Wat is de betekenis van Kommandeur?

2024-04-27
Zuid-afrikaans woordenboek

H.J. Terblanche - M.A., D. Litt

kommandeur

bevelhebber.

2024-04-27
Duits woordenboek (DU-NL)

Dr. H. W. J. Kroes (1951)

Kommandeur

commandeur; commandant (v. bataljon en hoger).

2024-04-27
Modern Woordenboek

Jozef Verschueren (1930)

kommandeur

(komman'deur) m. (-en, -s) 1. Eert. lid van een geestelijke ridderorde, die aan het hoofd van een vestiging stond of de inkomsten van zekere landerijen genoot. 2. rang in een ridderorde onder die van grootkruis en boven die van officier : van de Nederlandse Leeuw.

2024-04-27
Encyclopaedie van Nederlandsch West-Indië

Herman Daniël Benjamins, Joh.

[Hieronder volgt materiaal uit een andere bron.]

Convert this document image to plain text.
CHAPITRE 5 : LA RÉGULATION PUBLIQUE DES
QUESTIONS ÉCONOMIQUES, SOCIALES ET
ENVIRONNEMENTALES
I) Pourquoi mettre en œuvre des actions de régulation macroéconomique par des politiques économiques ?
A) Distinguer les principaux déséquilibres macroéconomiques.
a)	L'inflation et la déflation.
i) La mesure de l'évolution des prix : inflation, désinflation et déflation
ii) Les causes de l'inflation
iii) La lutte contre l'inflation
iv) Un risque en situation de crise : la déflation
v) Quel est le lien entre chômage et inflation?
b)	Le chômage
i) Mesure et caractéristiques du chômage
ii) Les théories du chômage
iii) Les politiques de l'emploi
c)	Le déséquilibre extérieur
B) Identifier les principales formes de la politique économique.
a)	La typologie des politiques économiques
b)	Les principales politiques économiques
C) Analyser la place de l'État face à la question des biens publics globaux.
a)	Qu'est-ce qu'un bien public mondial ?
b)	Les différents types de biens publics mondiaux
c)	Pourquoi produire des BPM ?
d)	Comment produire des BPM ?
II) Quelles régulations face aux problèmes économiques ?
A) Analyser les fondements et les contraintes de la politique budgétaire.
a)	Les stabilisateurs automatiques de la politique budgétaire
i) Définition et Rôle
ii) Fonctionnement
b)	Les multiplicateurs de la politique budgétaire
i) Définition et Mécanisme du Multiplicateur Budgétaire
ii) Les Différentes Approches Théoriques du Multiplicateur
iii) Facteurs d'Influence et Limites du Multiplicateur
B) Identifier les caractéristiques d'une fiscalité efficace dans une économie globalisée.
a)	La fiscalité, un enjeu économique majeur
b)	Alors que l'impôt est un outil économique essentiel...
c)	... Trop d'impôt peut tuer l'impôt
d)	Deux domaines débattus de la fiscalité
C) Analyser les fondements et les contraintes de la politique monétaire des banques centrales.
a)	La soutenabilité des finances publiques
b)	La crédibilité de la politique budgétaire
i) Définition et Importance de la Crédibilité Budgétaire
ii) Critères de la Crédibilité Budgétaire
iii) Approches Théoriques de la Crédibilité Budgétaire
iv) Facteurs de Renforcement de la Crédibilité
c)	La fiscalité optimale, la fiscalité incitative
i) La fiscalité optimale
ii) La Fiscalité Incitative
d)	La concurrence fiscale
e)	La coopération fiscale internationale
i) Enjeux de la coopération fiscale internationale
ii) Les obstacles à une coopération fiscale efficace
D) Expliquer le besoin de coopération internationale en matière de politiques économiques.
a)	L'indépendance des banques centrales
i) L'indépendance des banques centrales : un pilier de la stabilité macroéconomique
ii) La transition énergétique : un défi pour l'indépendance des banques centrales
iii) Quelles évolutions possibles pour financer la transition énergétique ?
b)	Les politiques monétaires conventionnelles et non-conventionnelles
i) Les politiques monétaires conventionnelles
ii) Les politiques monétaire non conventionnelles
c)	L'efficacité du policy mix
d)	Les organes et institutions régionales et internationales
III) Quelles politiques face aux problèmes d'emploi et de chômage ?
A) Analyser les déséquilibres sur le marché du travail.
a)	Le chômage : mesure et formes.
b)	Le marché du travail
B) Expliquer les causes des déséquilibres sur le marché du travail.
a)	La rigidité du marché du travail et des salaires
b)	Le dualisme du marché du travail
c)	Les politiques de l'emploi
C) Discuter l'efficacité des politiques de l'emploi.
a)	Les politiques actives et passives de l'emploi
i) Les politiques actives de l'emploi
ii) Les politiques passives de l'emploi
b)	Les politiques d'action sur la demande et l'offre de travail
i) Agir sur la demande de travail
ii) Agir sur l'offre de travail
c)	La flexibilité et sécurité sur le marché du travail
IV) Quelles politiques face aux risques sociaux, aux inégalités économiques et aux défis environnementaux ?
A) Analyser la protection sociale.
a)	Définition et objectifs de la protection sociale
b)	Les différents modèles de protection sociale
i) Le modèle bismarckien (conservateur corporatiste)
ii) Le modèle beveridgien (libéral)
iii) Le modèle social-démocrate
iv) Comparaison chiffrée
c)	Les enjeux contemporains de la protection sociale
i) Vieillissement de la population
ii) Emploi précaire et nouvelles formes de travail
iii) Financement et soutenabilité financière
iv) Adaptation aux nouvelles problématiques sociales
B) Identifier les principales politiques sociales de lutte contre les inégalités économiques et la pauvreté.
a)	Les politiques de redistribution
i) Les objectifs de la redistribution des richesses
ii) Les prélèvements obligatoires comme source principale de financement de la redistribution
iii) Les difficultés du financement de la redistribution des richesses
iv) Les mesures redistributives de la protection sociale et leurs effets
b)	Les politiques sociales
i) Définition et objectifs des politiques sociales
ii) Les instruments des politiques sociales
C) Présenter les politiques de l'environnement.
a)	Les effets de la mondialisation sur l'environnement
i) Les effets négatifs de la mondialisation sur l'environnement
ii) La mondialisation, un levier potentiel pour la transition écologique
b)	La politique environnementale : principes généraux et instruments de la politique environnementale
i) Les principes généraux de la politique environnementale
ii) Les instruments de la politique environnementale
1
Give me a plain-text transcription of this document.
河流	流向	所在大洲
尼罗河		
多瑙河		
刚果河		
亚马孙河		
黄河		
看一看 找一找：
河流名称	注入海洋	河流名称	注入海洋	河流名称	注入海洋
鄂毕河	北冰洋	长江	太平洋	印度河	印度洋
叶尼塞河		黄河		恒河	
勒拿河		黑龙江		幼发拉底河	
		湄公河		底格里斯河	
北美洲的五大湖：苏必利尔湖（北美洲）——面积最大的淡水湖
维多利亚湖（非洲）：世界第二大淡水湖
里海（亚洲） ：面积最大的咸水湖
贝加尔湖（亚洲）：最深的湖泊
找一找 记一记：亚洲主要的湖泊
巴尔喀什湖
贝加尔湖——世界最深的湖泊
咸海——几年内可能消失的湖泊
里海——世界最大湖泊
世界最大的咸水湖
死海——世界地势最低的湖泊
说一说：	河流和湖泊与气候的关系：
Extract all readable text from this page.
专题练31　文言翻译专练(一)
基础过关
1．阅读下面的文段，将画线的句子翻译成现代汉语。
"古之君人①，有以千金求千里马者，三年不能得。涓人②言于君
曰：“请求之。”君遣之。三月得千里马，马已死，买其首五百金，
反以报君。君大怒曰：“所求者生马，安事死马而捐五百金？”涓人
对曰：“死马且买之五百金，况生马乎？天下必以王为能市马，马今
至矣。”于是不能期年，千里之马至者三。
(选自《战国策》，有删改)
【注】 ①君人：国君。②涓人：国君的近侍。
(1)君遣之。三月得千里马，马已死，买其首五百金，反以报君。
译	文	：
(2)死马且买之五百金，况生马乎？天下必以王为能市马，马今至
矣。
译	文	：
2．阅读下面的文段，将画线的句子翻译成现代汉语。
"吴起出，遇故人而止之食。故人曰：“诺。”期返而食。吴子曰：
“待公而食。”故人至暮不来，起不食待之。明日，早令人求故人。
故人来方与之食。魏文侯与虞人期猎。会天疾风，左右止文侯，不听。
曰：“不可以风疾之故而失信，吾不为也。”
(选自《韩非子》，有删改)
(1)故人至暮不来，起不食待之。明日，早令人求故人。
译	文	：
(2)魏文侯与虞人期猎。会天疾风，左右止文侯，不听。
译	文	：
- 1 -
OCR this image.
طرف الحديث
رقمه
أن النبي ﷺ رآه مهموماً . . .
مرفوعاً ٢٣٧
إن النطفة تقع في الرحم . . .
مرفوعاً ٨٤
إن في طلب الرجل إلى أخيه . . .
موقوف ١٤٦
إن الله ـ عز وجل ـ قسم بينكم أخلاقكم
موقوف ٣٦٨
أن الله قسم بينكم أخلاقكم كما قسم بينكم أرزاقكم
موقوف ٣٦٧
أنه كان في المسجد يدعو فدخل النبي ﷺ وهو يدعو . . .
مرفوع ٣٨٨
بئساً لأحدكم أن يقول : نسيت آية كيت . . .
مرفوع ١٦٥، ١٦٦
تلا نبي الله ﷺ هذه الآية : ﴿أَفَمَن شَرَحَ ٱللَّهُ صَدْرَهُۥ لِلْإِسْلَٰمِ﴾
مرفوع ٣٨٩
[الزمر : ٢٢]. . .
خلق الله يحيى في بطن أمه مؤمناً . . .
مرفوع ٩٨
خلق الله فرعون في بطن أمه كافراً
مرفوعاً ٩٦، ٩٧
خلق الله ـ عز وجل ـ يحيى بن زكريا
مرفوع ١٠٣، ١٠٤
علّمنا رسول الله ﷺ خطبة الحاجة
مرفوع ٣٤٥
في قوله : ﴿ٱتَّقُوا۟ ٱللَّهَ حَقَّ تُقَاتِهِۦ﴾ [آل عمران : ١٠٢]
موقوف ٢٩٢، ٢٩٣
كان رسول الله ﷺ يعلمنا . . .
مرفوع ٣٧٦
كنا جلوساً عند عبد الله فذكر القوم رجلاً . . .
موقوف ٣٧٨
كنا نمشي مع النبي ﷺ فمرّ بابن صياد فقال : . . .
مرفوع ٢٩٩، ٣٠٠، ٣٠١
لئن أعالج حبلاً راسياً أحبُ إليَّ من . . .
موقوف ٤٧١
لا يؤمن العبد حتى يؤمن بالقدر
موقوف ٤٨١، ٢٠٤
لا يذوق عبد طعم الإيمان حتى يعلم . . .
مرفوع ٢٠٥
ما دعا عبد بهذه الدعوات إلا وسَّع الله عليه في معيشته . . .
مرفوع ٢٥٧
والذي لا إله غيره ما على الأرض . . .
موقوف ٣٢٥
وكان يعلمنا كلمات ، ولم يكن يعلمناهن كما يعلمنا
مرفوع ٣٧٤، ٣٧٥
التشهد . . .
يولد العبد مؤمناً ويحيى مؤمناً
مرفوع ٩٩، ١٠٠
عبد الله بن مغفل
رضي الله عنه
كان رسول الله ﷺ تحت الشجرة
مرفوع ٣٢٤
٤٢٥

F. Snelleman, Martinus Nijhoff, E.J. Brill (1914-1917)

Kommandeur

Zie GOUVERNEURS. Dezen titel droeg eertijds ook de bevelhebber der troepen in Suriname, die tevens als eerste Raad zitting had in het Hof van Politie.

2024-04-27
Groot woordenboek der Nederlandsche taal

J.H. van Dale (1898)

Kommandeur

KOMMANDEUR, m. (-s). Zie COMMANDEUR.

2024-04-27
Zeemans woordenboek

Jacob van Lennep (1865)

Kommandeur

z.n.m. - Kapitein van den breeden wimpel, ook Standerkapitein, volgt in rang op den Schout-by-nacht en voert een stander in top.